Ognuno di noi ha dei tormentoni che per qualche assurda ragione rimangono appiccicati al cervello come del chewing gum su un tappeto persiano. Io, tra i miei tanti deliri, sono solito canticchiare proprio Mangiamania (che magari ricordiamo erroneamente come Mangimania) unica opera canora della giornalista improvvisata-cantante Carla Urban, nonché sigla dell’omonimo programma culinario in onda su Rai Due nel 1983 (EDIT: nel 2021 l’abbiamo intervistata facendoci raccontare tutti i retroscena, puoi leggere l’articolo qui).
In realtà la nostra tecnicamente non canta neppure, diciamo che è più un proto-rap, ma stiamo parlando del 1983, anzi del 1983 in Italia quindi assai in anticipo sui tempi. Colpa o merito del mestro Flavio Carraresi che suggeri alla Urban di cercare di rappare visto che non se la sentiva di cantare.

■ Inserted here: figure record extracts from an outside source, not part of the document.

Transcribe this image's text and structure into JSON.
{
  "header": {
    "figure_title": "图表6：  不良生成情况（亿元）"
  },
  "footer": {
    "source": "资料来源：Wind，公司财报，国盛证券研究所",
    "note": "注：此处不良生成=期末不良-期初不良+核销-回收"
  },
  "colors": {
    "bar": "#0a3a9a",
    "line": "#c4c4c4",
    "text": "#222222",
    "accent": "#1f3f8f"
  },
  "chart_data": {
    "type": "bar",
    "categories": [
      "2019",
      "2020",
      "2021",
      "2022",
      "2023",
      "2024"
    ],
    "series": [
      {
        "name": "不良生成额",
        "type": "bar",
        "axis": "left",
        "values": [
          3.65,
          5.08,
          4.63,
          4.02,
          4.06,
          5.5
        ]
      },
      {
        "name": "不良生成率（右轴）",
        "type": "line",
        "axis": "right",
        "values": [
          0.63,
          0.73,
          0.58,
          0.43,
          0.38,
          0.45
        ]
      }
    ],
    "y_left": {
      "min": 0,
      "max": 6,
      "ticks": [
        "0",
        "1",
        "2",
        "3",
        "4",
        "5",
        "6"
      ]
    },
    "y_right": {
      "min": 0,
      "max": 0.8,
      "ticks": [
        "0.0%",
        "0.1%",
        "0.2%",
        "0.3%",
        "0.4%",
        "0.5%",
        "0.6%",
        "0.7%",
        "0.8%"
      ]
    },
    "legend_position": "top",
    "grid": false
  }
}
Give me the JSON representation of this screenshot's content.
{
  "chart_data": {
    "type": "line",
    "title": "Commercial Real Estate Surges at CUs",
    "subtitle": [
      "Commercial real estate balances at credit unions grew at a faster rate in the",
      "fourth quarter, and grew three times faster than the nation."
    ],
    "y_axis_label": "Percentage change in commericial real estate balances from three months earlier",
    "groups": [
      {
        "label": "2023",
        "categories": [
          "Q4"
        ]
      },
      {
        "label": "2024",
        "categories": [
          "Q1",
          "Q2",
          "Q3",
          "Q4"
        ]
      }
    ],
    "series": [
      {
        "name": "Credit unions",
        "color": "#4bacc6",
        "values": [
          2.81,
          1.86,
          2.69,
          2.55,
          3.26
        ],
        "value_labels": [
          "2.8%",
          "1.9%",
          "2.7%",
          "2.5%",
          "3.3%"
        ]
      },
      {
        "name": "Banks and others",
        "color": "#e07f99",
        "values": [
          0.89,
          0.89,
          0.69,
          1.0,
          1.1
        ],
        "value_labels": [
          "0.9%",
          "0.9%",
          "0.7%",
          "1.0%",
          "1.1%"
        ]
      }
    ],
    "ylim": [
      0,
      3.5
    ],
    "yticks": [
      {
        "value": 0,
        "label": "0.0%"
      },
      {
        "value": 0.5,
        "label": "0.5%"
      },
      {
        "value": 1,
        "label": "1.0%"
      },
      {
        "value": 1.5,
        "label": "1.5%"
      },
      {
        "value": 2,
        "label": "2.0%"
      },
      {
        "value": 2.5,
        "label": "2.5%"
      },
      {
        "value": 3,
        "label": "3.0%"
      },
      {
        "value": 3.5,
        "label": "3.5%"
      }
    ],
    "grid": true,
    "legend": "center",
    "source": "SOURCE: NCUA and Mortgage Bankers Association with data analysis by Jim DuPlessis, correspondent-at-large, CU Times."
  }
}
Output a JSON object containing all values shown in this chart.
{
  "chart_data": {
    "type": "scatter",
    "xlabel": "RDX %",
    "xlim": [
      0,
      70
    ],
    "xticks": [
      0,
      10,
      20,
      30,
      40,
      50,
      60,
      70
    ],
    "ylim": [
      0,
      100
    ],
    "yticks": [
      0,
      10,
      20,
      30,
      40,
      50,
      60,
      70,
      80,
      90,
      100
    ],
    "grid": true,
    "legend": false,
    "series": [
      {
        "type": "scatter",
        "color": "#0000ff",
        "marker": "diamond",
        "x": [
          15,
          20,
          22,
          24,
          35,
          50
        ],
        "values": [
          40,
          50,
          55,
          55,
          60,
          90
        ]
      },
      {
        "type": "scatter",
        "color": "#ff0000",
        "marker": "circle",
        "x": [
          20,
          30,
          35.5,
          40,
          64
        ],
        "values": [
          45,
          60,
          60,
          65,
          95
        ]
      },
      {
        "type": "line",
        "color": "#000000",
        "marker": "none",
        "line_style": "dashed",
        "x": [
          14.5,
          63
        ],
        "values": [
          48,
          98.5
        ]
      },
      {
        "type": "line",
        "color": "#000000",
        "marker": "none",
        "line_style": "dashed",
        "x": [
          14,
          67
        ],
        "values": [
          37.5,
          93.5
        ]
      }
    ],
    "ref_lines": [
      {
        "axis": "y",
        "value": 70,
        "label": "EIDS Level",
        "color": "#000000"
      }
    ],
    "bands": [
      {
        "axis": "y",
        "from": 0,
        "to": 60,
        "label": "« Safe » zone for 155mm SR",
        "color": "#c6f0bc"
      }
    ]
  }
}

Quello che affascina è sicuramente il testo folle e divertito ad opera della stessa giornalista, scritto utilizzando la tecnica delle associazioni casuali o molto più probabilmente dopo aver ingurgitato qualche fiasco di vino della casa.
Quello che ci affascina è che inizialmente la canzone sembra la solita squallida sigletta televisiva riversata inspiegabilmente su un 45 giri, dove Carla Urban riprende l’ascoltatore per le sue insane abitudini alimentari, per poi virare rapidamente su tematiche da “sesso in manicomio” con tanto di sospiri e gemiti strozzati tra le righe:
Mangi il vino e bevi il pane
mangi me con tutti gli occhi;
lasci il piatto raffreddare,
mangia dai… ho ancora fame.
Mangio prima ed anche poi,
già stracotti siamo noi.
Mangia me e la mia mania.
…
Mangio amore nelle mele,
mangia… assaggia… siamo noi!
Le mani? Le mangeremo poi!
Mangi bene?
Ti mangi le mani?
Ma poi mangi le mani,
dai rimani!
Carla Urban vuole chiaramente portarsi a letto il partner che, probabilmente accortosi dell’instabilità mentale della ragazza, sta inventando scuse su scuse pur di togliersela di mezzo.
A completamento una base musicale pazza e bellissima, con un groove talmente sghembo da assumere immediatamente senso, non a caso l’arrangiamento è del Maestro Carlo Maria Cordio. Il risultato dell’unione tra testo e musica è un piccolo gioiellino di camp music, una canzone talmente inquietante e gioiosa da volerla ascoltare almeno una volta a settimana.
Non possiamo non raccomandare questo piccolo capolavoro a tutti gli aficionados di musica diversamente bella.